Predict can also take the form:
```{r, eval = FALSE}
year <- predict(analysis, new_data = character(0), term = "ePairs")
```
Where __`term`__ calls the string of a term in the [new expression] of the model. By default it is the `prediction[i]`.
### New Data
Creates a new data frame to be passed to the [predict] function.
The idea is that most variables are held __constant__ at a reference level while the variables of interest __vary__ across their range.
```{r, eval = FALSE}
year <- new_data(
data,
seq = "Year",
ref = list(Eyasses = 50L),
obs_only = TRUE) %>%
predict(analysis, new_data = ., ref_data = ref)
```
__Arguments__
- __`seq`__: The name of columns to vary over.
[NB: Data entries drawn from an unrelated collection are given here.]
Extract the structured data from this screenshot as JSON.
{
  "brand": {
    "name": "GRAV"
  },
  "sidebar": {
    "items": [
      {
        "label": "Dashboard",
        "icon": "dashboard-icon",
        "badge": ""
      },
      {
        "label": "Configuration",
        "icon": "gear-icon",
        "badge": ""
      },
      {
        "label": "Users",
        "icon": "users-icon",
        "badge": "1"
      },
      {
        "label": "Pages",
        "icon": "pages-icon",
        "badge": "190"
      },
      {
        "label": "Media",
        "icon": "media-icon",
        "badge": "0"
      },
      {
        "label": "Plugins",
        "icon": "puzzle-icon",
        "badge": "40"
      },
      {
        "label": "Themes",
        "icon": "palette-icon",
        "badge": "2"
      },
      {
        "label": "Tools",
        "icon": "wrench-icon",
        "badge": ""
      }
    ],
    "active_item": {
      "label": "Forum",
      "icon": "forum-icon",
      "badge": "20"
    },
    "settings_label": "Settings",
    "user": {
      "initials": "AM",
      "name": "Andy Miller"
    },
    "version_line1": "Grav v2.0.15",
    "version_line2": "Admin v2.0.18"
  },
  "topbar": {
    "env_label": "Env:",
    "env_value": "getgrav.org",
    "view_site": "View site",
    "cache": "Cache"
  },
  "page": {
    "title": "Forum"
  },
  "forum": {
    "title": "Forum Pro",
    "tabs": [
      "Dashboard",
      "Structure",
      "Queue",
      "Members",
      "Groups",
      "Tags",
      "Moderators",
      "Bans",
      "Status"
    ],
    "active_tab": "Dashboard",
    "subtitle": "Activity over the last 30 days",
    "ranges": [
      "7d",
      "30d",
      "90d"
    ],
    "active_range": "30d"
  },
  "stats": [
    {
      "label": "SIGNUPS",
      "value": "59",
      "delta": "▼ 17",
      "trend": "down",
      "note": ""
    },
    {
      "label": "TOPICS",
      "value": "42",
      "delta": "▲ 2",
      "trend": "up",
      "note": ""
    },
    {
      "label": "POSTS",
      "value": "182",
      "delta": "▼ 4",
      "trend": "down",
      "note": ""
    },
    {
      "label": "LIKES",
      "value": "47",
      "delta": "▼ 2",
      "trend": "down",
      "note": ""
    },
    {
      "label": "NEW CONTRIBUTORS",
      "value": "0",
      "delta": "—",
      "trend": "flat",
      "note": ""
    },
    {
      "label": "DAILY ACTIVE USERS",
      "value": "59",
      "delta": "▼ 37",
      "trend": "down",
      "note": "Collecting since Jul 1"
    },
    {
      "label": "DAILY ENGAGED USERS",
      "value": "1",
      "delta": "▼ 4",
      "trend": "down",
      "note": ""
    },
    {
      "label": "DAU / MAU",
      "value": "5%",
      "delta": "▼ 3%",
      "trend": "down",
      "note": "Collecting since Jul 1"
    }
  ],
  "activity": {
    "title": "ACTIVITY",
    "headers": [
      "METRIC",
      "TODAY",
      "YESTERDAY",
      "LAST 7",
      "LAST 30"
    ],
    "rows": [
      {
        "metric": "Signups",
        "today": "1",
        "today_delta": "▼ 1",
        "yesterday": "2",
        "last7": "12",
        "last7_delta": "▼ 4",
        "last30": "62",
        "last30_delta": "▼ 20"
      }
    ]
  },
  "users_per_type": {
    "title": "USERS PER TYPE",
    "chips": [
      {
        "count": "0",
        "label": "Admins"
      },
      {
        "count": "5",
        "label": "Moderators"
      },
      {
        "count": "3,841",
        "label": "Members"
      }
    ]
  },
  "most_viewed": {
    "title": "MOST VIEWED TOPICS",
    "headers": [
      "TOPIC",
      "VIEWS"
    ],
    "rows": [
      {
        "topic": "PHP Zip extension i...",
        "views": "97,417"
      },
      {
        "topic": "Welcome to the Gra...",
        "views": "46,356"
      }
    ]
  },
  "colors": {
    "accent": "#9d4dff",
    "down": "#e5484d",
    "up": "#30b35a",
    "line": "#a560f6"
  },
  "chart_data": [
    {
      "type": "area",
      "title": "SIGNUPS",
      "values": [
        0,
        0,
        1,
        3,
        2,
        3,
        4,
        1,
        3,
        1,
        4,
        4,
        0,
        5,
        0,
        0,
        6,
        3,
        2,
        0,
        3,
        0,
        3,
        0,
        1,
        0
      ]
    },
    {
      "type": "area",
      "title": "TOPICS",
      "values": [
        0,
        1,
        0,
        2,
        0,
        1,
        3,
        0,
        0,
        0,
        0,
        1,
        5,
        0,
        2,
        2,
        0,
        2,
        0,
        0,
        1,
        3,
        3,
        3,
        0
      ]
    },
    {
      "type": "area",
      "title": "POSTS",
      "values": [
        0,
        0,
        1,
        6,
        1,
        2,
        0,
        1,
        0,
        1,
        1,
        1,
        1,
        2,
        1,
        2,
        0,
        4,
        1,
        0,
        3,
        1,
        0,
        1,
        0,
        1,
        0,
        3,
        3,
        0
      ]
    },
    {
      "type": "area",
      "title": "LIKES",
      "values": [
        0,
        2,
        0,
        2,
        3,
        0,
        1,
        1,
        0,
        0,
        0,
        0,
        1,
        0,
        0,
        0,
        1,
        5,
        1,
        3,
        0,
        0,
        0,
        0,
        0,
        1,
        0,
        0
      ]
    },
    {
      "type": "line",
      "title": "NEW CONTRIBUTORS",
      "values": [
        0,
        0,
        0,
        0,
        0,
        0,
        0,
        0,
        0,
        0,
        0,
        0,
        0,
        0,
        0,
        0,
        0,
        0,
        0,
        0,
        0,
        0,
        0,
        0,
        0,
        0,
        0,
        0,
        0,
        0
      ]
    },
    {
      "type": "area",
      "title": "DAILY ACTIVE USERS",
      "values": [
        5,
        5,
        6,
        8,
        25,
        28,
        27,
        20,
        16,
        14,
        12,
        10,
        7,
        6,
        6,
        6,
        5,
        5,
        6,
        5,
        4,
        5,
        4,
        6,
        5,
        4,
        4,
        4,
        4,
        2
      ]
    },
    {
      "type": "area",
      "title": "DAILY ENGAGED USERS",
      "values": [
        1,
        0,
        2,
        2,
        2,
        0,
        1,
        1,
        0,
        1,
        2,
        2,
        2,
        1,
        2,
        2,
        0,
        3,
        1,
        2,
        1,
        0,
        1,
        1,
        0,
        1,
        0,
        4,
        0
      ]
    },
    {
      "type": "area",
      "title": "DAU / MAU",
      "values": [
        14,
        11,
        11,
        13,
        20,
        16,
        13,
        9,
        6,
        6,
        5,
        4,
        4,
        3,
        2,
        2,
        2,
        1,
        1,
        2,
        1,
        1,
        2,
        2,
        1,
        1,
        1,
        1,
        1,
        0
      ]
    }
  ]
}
In this example, `Year`.
- If a factor is named in `seq` then all levels of the factor are represented.
- __`ref`__: A named list of reference values for variables not in `seq`.
- In this case, it is holding the column `Eyasses` __constant__ at 50L.
- __`obs_only`__: A list of character vectors indicating the sets of variables to only keep __combinations__ for, i.e. combinations that were observed in the data.
- If `obs_only = TRUE` then `obs_only` is set to be `seq`.
- __`length_out`__: A count indicating the length of numeric/integer sequences.
- If a factor is named in `seq` then all levels of the factor are represented (`length_out` is ignored).
- The exception to this is if the factor is named in `obs_only`, then only observed factor levels are represented in sequences.